A côté des locuteurs sus-évoqués qui, en raison de leurs formations et de leurs fonctions sociales ont qualité à parler du paludisme, certaines personnalités incluent souvent des éléments des discours sur cette maladie dans leurs déclarations publiques. Ce sont généralement :

Ministre de la santé publique à qui incombe la responsabilité d’informer l’opinion publique sur la politique gouvernementale et les orientations stratégiques dans la lutte contre le paludisme. Il doit aussi susciter l’adhésion et l’implication de toutes les parties prenantes au combat contre cet ennemi.

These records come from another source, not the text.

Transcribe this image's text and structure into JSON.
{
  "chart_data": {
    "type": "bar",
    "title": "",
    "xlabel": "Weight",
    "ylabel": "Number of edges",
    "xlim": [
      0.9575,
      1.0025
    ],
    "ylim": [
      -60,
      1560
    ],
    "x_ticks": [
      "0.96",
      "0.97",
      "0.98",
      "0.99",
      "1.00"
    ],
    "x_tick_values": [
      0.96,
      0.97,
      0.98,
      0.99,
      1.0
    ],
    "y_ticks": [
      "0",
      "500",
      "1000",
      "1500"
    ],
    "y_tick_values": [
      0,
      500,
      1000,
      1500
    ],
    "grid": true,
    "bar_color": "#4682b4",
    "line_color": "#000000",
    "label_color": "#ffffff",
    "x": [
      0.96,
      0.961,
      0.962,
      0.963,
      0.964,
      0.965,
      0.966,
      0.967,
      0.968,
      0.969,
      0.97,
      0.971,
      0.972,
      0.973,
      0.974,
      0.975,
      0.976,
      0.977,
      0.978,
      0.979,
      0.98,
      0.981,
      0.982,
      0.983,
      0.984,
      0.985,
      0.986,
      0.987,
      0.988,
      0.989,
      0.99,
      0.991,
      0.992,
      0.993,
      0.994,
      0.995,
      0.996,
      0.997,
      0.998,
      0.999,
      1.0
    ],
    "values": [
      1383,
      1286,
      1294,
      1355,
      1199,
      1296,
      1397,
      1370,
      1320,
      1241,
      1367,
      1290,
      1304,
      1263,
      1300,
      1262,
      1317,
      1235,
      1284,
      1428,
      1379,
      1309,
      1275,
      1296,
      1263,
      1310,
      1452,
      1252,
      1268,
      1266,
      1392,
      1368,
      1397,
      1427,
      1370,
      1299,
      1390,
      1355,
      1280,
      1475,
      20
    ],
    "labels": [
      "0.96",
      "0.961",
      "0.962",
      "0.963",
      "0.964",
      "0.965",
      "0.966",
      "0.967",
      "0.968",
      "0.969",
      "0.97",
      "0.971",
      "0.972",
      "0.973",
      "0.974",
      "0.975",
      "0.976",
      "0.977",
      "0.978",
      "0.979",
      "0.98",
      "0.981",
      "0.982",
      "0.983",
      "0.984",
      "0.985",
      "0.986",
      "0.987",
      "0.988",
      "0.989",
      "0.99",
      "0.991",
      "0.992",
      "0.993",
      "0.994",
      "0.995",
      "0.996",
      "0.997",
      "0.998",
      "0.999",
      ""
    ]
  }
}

Autres hauts commis de l’Etat camerounais au premier rang desquels le Président de la république ou le Premier Ministre, Chef du gouvernement. Cameroon Tribune n° 7756/4045 du 2 janvier 2003, publie le discours de fin d’année 2002 du Président de la république à la nation dans lequel il fait le rapprochent entre le manque d’accès à la santé et la pauvreté en ces termes :

‘« La pauvreté n’est pas seulement l’absence de ressources provoquée par le chômage, l’exclusion et les aléas de l’économie. C’est aussi l’impossibilité d’accéder à l’éducation et aux soins de santé ». ’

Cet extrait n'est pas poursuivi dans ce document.